Municipales – Abstention et légitimité ne font pas bon ménage dans les urnes

Les deux têtes de listes de la gaucjhe à Lava

Après le second tour des élections municipales, les recours en justice en France se multiplient dans de nombreuses communes. La faute notamment à l’abstention. Pas simple d’être légitimement élu avec une faible participation, d’où des résultats qui font parfois apparaître seulement une poignée de voix permettant de « départager » les finalistes. Recours et légitimité sont alors des notions qui apparaissent naturellement.

Par Thomas H.


Les résultats dans certaines communes de France sont si serrés que la nécessité de « passer devant le juge » s’impose légitimement. A cause de la judiciarisation de la société et de la très forte abstention. Les Municipales se sont souvent jouées à quelques voix près. A Saint-Jean-sur-Mayenne où la participation s’est élevée à plus de 68 %, le maire sortant Olivier Barré a été réélu de justesse. 332 voix contre 330 pour l’équipe de Denis Morvan qui a perdu avec seulement deux voix d’écart. C’est anormalement peu. L’équipe qui se retrouve en position de déçus a décidé pourtant de ne pas déposer de recours. Pas de troisième tour en vue donc, dans les trois mois comme le fixe la législation, pour la liste qui a joué les drôles de Poulidor. C’est un choix, car un score étroit, selon la législation, ce n’est pas pour autant une raison suffisante pour aller revoter. 

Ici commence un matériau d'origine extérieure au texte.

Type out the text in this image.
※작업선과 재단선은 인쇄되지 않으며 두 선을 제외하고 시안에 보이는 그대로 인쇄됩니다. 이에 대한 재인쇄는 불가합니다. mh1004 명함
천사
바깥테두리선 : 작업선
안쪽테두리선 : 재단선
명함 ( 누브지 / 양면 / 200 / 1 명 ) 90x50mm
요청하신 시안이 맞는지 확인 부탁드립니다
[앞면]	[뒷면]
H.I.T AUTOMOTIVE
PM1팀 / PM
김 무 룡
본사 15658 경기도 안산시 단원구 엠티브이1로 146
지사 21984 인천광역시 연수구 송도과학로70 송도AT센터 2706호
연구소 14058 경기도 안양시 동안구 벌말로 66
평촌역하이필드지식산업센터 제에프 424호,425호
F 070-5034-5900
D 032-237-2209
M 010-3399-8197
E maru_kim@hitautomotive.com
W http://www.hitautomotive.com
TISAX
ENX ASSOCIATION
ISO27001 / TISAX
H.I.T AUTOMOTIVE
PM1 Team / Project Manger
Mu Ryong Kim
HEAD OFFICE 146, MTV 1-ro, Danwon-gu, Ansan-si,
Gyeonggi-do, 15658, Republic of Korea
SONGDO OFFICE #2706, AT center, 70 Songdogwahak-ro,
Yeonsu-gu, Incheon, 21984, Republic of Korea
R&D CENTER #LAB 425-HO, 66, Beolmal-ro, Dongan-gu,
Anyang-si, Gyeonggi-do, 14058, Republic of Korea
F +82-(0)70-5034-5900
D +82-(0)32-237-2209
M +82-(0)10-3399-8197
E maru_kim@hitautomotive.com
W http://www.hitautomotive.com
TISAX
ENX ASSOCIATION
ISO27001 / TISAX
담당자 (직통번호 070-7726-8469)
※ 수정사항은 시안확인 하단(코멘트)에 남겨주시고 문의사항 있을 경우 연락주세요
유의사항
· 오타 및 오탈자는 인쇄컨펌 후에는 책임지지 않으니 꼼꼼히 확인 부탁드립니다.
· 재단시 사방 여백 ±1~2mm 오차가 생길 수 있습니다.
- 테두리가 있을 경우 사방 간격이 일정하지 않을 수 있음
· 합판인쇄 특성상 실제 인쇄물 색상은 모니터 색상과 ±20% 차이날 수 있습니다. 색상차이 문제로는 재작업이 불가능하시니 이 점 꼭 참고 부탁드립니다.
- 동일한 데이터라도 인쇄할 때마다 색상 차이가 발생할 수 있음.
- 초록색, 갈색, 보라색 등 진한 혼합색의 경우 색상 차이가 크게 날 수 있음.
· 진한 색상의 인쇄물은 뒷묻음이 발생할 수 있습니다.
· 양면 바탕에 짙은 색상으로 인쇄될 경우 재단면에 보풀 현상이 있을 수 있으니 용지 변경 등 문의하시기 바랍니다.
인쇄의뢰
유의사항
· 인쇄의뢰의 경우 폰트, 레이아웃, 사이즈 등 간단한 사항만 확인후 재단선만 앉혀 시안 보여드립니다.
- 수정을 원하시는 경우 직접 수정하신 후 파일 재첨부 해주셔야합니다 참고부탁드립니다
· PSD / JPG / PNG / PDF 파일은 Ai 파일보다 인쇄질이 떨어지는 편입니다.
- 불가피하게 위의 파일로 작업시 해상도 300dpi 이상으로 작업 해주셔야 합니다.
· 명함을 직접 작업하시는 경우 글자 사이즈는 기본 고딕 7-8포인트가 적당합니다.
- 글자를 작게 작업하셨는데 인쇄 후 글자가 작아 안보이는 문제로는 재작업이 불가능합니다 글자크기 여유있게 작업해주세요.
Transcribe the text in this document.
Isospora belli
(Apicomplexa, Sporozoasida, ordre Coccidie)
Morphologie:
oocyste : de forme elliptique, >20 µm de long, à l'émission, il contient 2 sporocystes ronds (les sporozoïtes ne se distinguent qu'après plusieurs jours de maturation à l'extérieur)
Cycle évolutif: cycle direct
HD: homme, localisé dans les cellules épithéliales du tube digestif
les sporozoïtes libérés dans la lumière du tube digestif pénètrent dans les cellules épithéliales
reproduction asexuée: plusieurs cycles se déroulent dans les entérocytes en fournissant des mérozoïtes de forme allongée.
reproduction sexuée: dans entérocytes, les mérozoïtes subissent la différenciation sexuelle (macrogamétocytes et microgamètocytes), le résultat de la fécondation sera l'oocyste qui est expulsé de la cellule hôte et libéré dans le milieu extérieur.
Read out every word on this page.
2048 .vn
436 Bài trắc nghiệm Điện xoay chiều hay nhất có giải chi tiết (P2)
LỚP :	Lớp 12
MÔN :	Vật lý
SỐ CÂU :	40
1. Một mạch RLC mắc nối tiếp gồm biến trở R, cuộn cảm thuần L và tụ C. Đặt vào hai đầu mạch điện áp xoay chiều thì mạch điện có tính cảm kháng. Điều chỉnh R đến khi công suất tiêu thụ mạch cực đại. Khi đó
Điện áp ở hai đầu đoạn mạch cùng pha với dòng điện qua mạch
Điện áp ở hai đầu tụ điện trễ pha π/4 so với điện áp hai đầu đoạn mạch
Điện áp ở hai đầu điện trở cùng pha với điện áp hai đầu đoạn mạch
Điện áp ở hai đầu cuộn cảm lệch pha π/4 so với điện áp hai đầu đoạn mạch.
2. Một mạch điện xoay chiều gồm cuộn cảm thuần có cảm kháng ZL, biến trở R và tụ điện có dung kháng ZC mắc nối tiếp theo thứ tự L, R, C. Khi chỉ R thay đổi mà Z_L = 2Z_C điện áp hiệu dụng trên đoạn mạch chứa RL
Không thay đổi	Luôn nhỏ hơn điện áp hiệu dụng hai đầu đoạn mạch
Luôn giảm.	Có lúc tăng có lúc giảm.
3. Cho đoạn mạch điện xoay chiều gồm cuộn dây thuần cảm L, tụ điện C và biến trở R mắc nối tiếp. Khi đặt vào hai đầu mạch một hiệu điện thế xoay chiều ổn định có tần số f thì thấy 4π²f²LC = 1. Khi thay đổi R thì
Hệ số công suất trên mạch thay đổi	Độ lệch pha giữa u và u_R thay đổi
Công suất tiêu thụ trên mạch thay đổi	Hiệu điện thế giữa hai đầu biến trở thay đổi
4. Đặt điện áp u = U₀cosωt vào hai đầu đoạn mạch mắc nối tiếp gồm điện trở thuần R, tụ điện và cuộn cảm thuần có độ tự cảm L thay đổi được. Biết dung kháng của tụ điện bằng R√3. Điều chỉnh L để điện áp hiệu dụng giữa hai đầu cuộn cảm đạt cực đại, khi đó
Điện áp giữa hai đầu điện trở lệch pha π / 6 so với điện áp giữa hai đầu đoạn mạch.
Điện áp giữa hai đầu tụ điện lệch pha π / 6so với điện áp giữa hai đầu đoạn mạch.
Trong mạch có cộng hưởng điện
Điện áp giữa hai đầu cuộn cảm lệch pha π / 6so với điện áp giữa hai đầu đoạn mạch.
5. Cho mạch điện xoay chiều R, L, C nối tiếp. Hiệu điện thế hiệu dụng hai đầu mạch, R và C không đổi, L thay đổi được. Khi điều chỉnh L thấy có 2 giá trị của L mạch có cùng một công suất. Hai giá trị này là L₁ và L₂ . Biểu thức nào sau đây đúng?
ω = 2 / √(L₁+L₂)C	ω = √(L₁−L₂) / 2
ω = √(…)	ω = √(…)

Car il faut parvenir à prouver que des manœuvres qualifiées a priori de frauduleuses puissent être effectivement jugées comme déloyales, et qu’elles ont pu surtout avoir une incidence sur le vote. Pas simple comme équation. Alors dans le cas où toutes ces conditions sont remplies, le juge administratif peut ordonner un nouveau scrutin. Mais ce n’est pas gagner d’avance. Et puis, il faut aussi compter en cas de victoire et d’annulation du second tour sur le fait de pouvoir par la suite évoluer sereinement dans la commune… Pas simple là non plus.

A Saint-Jean-sur-Mayenne, c’est donc une très grande déception qui prévaut du coté de « Saint-Jean autrement » ; et de la part du maire, de façon républicaine dès le soir du second tour, une prise en compte affichée de la légitimité des perdants avec qui il s’est engagé à « gouverner ».

Un socle étroit dû à l’abstention

Dans les communes qui ont choisi leur maire sans qu’il ne soit nécessaire d’aller devant les tribunaux, la mandature qui s’ouvre devant eux, n’équivaut pas pour autant à une sinécure. Des ombres menaçantes s’amoncellent sur le chemin que les vainqueurs s’apprêtent à emprunter.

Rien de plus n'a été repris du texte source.